Further, many who hold to that theological view admit they make moral ‘mistakes’. However, instead of the idea that our sin has alienated us from God, and that we are in dire need of forgiveness and restored communion with God, religion is seen as chiefly being therapeutic with the goal of feeling good about ourselves. If that’s all true, then where’s the need for a Savior?
As a pastor, I frequently encounter this belief system. At funerals, I often hear family members confidently affirm that their loved ones are in heaven because they were such good people. In the summer, we’re able to hold worship services outside. Sometimes, passersby will stop and listen. I recall a young man with his son who sat down on the grass during one sermon, but when the word ‘sin’ first came out of my mouth, he promptly left. Maybe he just had to leave to be somewhere, but perhaps he left because the idea of sin didn’t fall into his theological scheme of what would make him feel good about himself.
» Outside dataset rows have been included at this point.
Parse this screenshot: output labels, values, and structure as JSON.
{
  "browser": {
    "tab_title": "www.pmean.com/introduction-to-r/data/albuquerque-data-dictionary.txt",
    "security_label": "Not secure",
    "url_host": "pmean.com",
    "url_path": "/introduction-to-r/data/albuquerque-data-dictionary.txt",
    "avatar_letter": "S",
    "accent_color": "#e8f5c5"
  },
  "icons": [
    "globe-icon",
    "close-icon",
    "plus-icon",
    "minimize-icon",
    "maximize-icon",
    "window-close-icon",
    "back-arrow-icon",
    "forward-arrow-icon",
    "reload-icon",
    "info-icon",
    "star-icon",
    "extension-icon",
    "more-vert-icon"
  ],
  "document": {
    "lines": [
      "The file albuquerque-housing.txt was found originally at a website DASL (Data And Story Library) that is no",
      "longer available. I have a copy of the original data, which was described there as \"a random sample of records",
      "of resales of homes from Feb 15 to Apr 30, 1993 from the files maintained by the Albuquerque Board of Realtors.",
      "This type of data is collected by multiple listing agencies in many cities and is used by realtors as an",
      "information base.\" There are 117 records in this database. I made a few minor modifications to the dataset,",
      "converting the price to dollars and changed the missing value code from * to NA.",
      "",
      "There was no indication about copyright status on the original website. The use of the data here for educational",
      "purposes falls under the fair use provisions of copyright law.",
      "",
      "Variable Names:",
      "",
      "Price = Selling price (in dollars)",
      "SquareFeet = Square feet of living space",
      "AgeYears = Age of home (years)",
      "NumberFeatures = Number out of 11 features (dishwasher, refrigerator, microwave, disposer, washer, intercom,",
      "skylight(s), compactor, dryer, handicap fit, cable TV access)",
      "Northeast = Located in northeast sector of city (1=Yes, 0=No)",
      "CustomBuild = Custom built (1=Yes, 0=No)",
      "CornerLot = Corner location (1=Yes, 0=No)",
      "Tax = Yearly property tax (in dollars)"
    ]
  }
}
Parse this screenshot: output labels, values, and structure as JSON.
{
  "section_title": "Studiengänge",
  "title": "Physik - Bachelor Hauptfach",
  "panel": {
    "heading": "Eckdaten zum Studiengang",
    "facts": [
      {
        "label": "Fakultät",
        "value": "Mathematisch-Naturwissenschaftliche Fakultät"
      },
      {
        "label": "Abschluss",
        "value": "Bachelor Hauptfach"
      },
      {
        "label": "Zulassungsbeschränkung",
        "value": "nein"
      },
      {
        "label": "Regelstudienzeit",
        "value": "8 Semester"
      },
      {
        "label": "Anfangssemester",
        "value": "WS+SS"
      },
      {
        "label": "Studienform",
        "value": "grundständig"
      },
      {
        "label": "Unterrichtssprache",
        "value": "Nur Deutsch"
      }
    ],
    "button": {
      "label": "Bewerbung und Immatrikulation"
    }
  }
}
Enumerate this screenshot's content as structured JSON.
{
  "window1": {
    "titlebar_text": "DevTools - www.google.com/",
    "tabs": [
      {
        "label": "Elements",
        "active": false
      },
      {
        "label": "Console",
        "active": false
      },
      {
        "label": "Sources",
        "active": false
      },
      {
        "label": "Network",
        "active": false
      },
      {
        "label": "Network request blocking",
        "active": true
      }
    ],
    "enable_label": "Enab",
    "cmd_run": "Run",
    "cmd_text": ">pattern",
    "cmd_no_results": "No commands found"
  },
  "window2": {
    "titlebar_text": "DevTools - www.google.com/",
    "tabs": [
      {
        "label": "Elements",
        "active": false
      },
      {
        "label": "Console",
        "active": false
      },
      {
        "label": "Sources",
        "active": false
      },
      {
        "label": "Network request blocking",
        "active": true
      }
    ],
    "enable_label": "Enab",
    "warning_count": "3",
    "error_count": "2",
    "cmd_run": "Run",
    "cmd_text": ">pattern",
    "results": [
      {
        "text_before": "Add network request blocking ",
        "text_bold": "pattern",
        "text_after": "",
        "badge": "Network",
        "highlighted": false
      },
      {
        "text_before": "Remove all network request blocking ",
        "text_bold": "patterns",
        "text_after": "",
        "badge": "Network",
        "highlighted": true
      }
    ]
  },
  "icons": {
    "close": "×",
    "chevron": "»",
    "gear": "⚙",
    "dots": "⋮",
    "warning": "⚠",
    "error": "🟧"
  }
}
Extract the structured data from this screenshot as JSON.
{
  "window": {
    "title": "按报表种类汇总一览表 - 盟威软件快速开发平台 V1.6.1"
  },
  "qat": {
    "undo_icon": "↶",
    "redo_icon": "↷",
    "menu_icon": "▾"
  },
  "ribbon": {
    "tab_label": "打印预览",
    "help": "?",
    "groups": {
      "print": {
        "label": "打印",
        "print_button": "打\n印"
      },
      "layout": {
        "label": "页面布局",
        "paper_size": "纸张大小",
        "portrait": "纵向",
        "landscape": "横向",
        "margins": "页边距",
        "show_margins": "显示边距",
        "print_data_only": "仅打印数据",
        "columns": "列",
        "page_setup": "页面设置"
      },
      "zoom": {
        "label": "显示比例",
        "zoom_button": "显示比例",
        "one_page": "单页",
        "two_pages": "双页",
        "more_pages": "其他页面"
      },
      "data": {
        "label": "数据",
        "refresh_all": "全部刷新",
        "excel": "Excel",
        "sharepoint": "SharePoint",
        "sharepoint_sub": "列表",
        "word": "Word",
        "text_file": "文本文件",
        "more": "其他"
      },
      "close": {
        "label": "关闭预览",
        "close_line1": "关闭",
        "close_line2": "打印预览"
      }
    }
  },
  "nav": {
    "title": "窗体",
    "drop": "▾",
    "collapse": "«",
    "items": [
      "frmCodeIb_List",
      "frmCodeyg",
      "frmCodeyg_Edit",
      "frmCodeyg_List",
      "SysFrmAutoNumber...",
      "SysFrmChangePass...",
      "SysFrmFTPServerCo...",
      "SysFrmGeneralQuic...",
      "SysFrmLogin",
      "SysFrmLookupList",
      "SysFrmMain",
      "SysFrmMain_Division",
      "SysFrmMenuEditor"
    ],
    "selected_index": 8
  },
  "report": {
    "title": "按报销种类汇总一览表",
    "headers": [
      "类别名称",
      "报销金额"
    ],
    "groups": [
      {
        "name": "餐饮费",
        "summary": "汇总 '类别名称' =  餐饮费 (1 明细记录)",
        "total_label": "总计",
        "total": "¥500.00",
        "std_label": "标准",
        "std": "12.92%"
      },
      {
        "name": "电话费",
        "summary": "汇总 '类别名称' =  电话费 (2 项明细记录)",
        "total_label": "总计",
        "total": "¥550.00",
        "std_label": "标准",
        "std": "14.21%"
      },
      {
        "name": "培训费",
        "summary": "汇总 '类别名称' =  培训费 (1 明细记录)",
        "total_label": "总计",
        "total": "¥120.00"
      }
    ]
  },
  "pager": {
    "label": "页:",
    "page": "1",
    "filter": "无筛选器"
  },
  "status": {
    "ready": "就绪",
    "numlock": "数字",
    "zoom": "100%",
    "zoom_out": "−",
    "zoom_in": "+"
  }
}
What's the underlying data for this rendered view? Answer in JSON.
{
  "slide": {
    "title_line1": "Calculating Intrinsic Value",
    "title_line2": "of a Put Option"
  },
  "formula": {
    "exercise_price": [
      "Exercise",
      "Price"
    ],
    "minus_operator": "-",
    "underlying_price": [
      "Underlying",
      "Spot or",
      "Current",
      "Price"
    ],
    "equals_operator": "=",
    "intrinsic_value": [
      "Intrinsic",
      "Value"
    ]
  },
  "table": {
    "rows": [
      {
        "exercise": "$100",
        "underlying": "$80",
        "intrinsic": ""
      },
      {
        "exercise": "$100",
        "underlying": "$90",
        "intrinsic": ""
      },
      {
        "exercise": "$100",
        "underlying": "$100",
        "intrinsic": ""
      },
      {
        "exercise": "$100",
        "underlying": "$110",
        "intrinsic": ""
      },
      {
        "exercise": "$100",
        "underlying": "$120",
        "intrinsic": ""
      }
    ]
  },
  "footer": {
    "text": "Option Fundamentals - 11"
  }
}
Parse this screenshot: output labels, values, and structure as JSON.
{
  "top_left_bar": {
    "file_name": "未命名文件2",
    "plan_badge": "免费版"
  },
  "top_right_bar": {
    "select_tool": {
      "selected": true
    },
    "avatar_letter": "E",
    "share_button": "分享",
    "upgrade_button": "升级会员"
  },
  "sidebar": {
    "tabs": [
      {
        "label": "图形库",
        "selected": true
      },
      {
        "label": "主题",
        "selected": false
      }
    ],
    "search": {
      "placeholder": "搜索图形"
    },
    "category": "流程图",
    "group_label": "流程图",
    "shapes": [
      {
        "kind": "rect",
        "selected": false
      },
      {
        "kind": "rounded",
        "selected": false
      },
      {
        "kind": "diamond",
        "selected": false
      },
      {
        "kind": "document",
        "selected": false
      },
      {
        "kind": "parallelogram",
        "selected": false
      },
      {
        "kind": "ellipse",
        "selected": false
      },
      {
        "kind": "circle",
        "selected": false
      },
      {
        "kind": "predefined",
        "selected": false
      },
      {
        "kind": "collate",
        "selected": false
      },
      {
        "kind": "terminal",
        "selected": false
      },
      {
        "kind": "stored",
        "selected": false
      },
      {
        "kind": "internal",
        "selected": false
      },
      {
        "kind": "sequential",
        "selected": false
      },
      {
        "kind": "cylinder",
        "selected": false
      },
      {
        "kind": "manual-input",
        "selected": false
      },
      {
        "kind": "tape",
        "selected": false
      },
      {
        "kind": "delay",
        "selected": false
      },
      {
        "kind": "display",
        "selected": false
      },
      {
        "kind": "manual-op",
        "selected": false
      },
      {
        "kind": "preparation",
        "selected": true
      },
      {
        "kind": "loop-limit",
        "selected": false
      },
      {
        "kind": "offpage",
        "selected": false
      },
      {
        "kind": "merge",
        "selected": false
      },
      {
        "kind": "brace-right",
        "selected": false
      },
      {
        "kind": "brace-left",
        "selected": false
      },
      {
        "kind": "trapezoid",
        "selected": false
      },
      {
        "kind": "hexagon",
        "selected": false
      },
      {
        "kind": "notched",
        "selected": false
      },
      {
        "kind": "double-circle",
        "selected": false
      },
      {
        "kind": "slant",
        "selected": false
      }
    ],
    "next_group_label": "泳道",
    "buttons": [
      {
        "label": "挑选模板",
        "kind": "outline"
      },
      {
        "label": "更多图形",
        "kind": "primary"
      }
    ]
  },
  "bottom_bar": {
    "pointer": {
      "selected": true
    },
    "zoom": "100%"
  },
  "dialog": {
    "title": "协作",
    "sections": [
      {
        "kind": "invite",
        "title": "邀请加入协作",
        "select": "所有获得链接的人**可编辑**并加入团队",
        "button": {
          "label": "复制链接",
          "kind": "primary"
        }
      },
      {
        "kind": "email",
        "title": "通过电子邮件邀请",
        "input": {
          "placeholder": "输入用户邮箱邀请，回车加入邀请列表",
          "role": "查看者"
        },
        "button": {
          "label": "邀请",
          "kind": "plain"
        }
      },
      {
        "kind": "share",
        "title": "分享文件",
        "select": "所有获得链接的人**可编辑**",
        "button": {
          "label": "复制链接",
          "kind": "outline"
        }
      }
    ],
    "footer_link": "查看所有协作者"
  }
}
In the Bible, Joseph was told regarding Mary that, “she will bring forth a Son, and you shall call His name Jesus, for He will save is people from their sins” (Matthew 1:21). Why the need for Jesus to save us? Can’t we just do better next time? After all, aren’t we mostly good people, and God therefore just wants us to try harder?
Well, firstly, “If we say we have no sin, we deceive ourselves, and the truth is not in us…”, and secondly, “whoever commits sin also commits lawlessness, and sin is lawlessness” (1 John 1:8; 3:4). Clearly, it’s more serious than many think. Sin is not just making some moral slip-ups that we can make up for. It’s breaking God’s laws, and God, who is ultimately just, must act justly. And therefore lawbreaking requires due punishment, and God has ruled the penalty to be eternal death.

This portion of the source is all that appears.